Windows working great with GPU path through, but the issue I can't solve is I am not able to shutdown Windows VM and return back to the host. I am not even able to reboot the host via ssh, it is just dead and the only option is to force shutdown.
@@kskroyaltech I can try it, thanks. So ssh remotely and try to shutdown VM with virsh command. What I found is it when I try to reattach PCI device with "virsh nodedev-reattach pci_0000_0a_00_0" I am getting the black screen and can't do anything else, but hard shutdown, even though VM is not even running.
@@kskroyaltech Hi, I tried it, but it is the same problem. Once I shutdown VM with virsh and try virsh -list the command hungs and I can't even reboot host anymore. I am pretty sure my problem is around detaching the VGA device: "virsh nodedev-reattach pci_0000_0a_00_0", which probably happens when you shutdown the guest. I tried to search internet, but no luck so far.
If Proprietary Nvidia drivers installed, it must be disabled through the VFIO.CONF. That way the Host OS rely on iGPU and leaving NVIDIA isolated. Then NVIDIA GPU can be passed through any VM .
@@kskroyaltech Exactly. How is it done? I wish to do some stuff using 2 monitors, but the 'screens' are from 1 VM. So that it's always isolated from my main OS/machine. I imagine, there should 2 Virt Manager windows for a single VM.
@@kskroyaltech i have AMD RX 580 (8GB flashing for mac boot) and opensuse thumbleweed... so can I run this tutorial with a single GPU? I'm worried about causing damage :)
@@SRECIBI I did, I had to jump into my arch install and chroot into Ubuntu to fix this. I'd back up anything you need like Brave settings or password managers before doing all this. Just some friendly advice. By the way editing the kernel parameters in grub during boot up did not help my case or trying previous kernels.
This really only works well with newer systems such as 9th gen Intel and compatible motherboards as well as 3rd gen Ryzen due to the amount of resource management that is available for IOMMU from these newer systems. You also have to be very careful setting up the GPU, because you have to use a secondary dedicated GPU for the virtualized pass through. You cannot use a single GPU system. For this you probably should set your PCIe Lanes to X8/X8/x1 and have a GPU with a UEFI bios enabled firmware.
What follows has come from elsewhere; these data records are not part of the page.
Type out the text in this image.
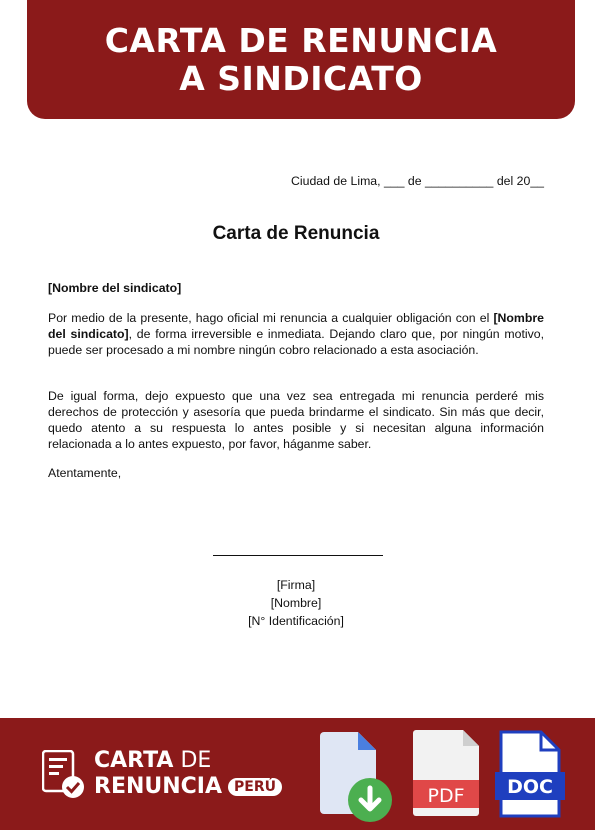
CARTA DE RENUNCIA
A SINDICATO
Ciudad de Lima, ___ de __________ del 20__
Carta de Renuncia
[Nombre del sindicato]
Por medio de la presente, hago oficial mi renuncia a cualquier obligación con el [Nombre del sindicato], de forma irreversible e inmediata. Dejando claro que, por ningún motivo, puede ser procesado a mi nombre ningún cobro relacionado a esta asociación.
De igual forma, dejo expuesto que una vez sea entregada mi renuncia perderé mis derechos de protección y asesoría que pueda brindarme el sindicato. Sin más que decir, quedo atento a su respuesta lo antes posible y si necesitan alguna información relacionada a lo antes expuesto, por favor, háganme saber.
Atentamente,
[Firma]
[Nombre]
[N° Identificación]
CARTA DE
RENUNCIA PERÚ	PDF DOC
I was able to get this done with my Ryzen 7 3700X with an older Quadro FX card to serve as the pass-through GPU alongside my Radeon RX 5700 XT which serves as the primary graphics card.
@@ReaperX7 Yes, I know that! I have a Ryzen 9 7900X with all the bells and whistles, running an NVIDIA RTX 4070. I have everything setup as you listed. I got this working with a much better detailed walk through using Arch Linux. This tutorial is extremely bare bones and I would not recommend, instead go over to the r/VFIO subreddit and seek out some real knowledge about the subject.